Congress never authorized a US war in Iran. Under the US Constitution,
Congress has sole authority to do that, so that’s seemingly an important
deal. With the US engaged in other unauthorized wars, however, it has
been little more than a side note, and the Trump Administration has
considered Congressional involvement in the process to be optional, at
best.
Sens. Chris Murphy (D-CT) and Tom Udall (D-NM) led an effort on
Wednesday to try to reassert Congressional authority, by trying to
preemptively de-fund any US war against Iran unless Congress authorized
it ahead of time.
This proposal was brought forward at the Senate Foreign Relations Committee, and immediately failed, 13-9. Murphy said this vote would remind the administration that they don’t have authorization for the war.
Acting Defense Secretary Patrick Shanahan downplayed the matter anyhow,
insisting that the US is focusing on “deterrence, not war,” suggesting
only Iranian miscalculation really threatened a war.
Nothing will remind this administration of anything unless it appears on Fox at 6AM. Then Dear Leader will know he must “Tweet” about it.
Deterrance? That can mean anything these lunatics wish it to be. No matter we’re talking about Bubba, The Shrub, Obammy or the Orange Jesus… They all are warmongering bastards.
So happy to be living in the greatest democracy.
So now we have members of Congress openly abrogating their constitutional responsibilities to keep a moron happy…
This is rich!
Well, imperial Rome still continued the trappings of the republic it used to be for a while, with a Senate passing laws, etc.
But of course all knew where the real power lay. And most senators seemed happier anyway, passing meaningless lies while the real decisions and responsibility lay elsewhere.

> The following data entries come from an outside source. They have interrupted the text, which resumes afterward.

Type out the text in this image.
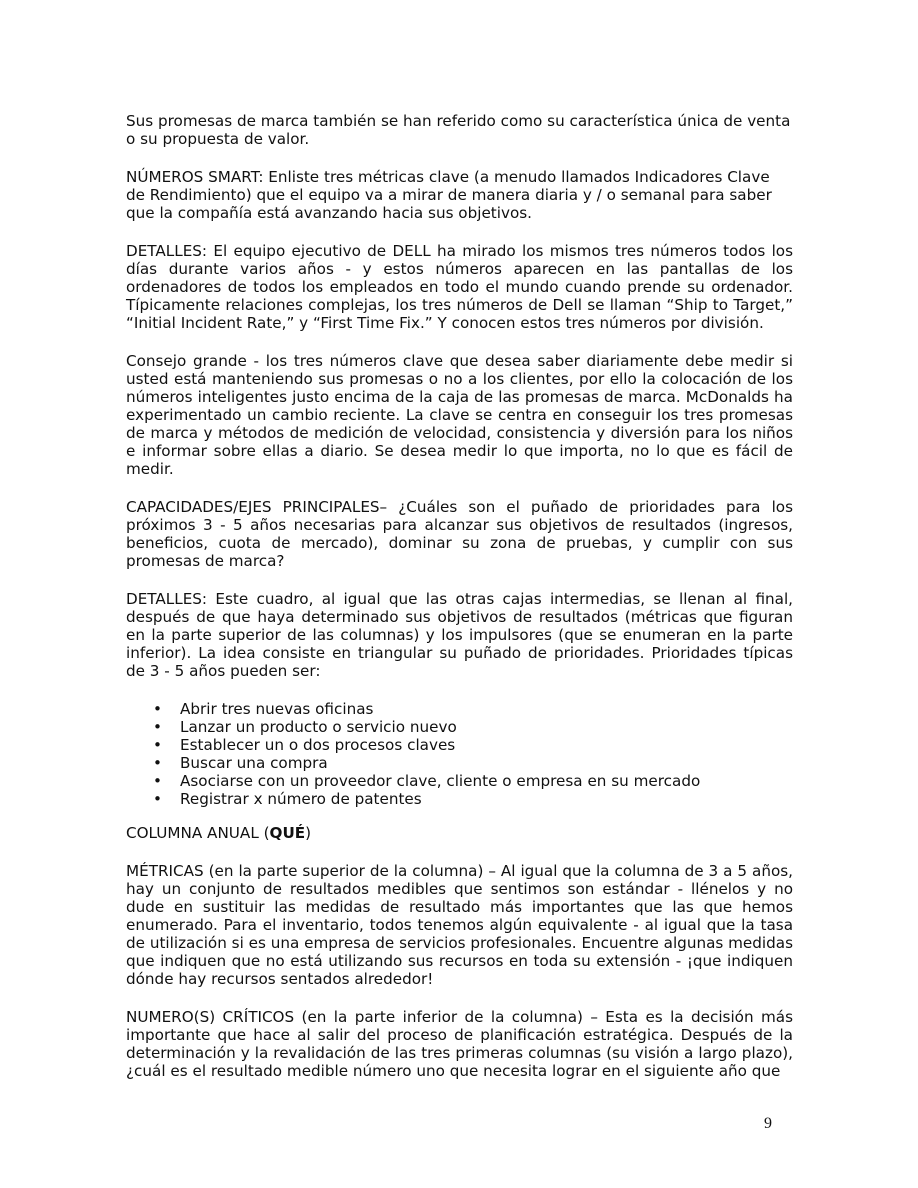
Sus promesas de marca también se han referido como su característica única de venta o su propuesta de valor.

NÚMEROS SMART: Enliste tres métricas clave (a menudo llamados Indicadores Clave de Rendimiento) que el equipo va a mirar de manera diaria y / o semanal para saber que la compañía está avanzando hacia sus objetivos.

DETALLES: El equipo ejecutivo de DELL ha mirado los mismos tres números todos los días durante varios años - y estos números aparecen en las pantallas de los ordenadores de todos los empleados en todo el mundo cuando prende su ordenador. Típicamente relaciones complejas, los tres números de Dell se llaman “Ship to Target,” “Initial Incident Rate,” y “First Time Fix.” Y conocen estos tres números por división.

Consejo grande - los tres números clave que desea saber diariamente debe medir si usted está manteniendo sus promesas o no a los clientes, por ello la colocación de los números inteligentes justo encima de la caja de las promesas de marca. McDonalds ha experimentado un cambio reciente. La clave se centra en conseguir los tres promesas de marca y métodos de medición de velocidad, consistencia y diversión para los niños e informar sobre ellas a diario. Se desea medir lo que importa, no lo que es fácil de medir.

CAPACIDADES/EJES PRINCIPALES– ¿Cuáles son el puñado de prioridades para los próximos 3 - 5 años necesarias para alcanzar sus objetivos de resultados (ingresos, beneficios, cuota de mercado), dominar su zona de pruebas, y cumplir con sus promesas de marca?

DETALLES: Este cuadro, al igual que las otras cajas intermedias, se llenan al final, después de que haya determinado sus objetivos de resultados (métricas que figuran en la parte superior de las columnas) y los impulsores (que se enumeran en la parte inferior). La idea consiste en triangular su puñado de prioridades. Prioridades típicas de 3 - 5 años pueden ser:

• Abrir tres nuevas oficinas
• Lanzar un producto o servicio nuevo
• Establecer un o dos procesos claves
• Buscar una compra
• Asociarse con un proveedor clave, cliente o empresa en su mercado
• Registrar x número de patentes

COLUMNA ANUAL (QUÉ)

MÉTRICAS (en la parte superior de la columna) – Al igual que la columna de 3 a 5 años, hay un conjunto de resultados medibles que sentimos son estándar - llénelos y no dude en sustituir las medidas de resultado más importantes que las que hemos enumerado. Para el inventario, todos tenemos algún equivalente - al igual que la tasa de utilización si es una empresa de servicios profesionales. Encuentre algunas medidas que indiquen que no está utilizando sus recursos en toda su extensión - ¡que indiquen dónde hay recursos sentados alrededor!

NUMERO(S) CRÍTICOS (en la parte inferior de la columna) – Esta es la decisión más importante que hace al salir del proceso de planificación estratégica. Después de la determinación y la revalidación de las tres primeras columnas (su visión a largo plazo), ¿cuál es el resultado medible número uno que necesita lograr en el siguiente año que

9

Of course Congress is abrogating its constitutional obligation to authorize war actions, because doing so would require them to actually justify why the US keeps deploying military forces everywhere, and what all these shows of force could possibly have to do with “defense.”

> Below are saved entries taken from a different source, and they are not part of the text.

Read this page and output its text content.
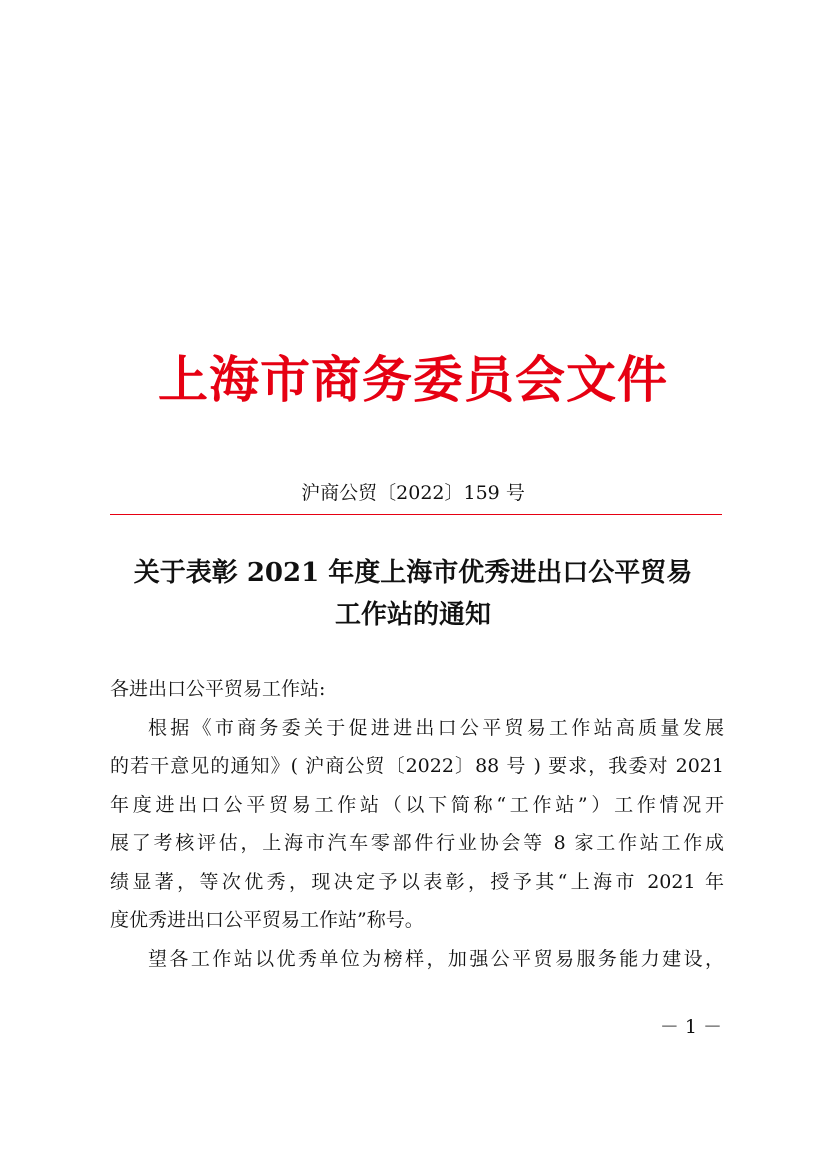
上海市商务委员会文件
沪商公贸〔2022〕159 号
关于表彰 2021 年度上海市优秀进出口公平贸易
工作站的通知

各进出口公平贸易工作站:

根据《市商务委关于促进进出口公平贸易工作站高质量发展
的若干意见的通知》( 沪商公贸〔2022〕88 号 ) 要求，我委对 2021
年度进出口公平贸易工作站（以下简称“工作站”）工作情况开
展了考核评估，上海市汽车零部件行业协会等 8 家工作站工作成
绩显著，等次优秀，现决定予以表彰，授予其“上海市 2021 年
度优秀进出口公平贸易工作站”称号。

望各工作站以优秀单位为榜样，加强公平贸易服务能力建设，

－ 1 －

The short term route back to sanity would be to elect a President who bluntly promises, barring real emergencies, to not commit to or sustain military intervention anywhere, without a declaration of war by Congress.That would force Congress to take back the responsibility they have shifted to the White House.
This is exactly what Obama did in Syria, left it to congress. Of course he got suckered after the “gas attack” and sent in 300 spec ops anyway.
That would be Tulsi Gabbard
wrong.
I guess that’s one way of putting it… war is out of our hands, the US issues the ultimatums and war is just a natural consequence of other countries not fully obeying the US to our satisfaction. More fairly, that’s called “blaming the victim.”
Oh yeah. They’ll vote to stop our almost total non-involvement in Yemen though. These are peacemakers! lol
Sure, YOU know our level of involvement in Yemen.
You still can’t see it’s a big con yet, can you? You’re like a husband who’s being openly cheated on, but your wife takes you out to TGI Fridays on your birthday, so you think “See! She still loves me!”.
Impeacable offence…?????? War and peace should be treated differently than ordinary graft & theft because of the staggering loss of life & any sense or decencency it always causes…!!!!! It should be a capital crime to foment war in any situation where lies & deception are used to miss lead.
fire them all in the senate. no way the public needs to wait for pointless hearings etc when those useless public employees are not doing their jobs.
I agree with the comment that the 13 didn’t support the Constitution. I’m bothered that this article does not tell the full story. At THE COMMON ILLS, C.I.’s done the actual work. Senator Paul broke with the Republicans, yes. Where in this article above does it tell you that two Democrats voted with the Republicans? They are part of the 13. http://thecommonills.blogspot.com/2019/05/coons-and-mendedez-betrayed-democratic.html
That’s C.I.’s report where she identifies Senator Robert Menendez and Senator Chris Coons as the two who joined the Republicans to make 13 votes against.
(There are 10 Democrats on the Committee and 12 Republicans. It really should have been obvious that two Democrats had crossed over.)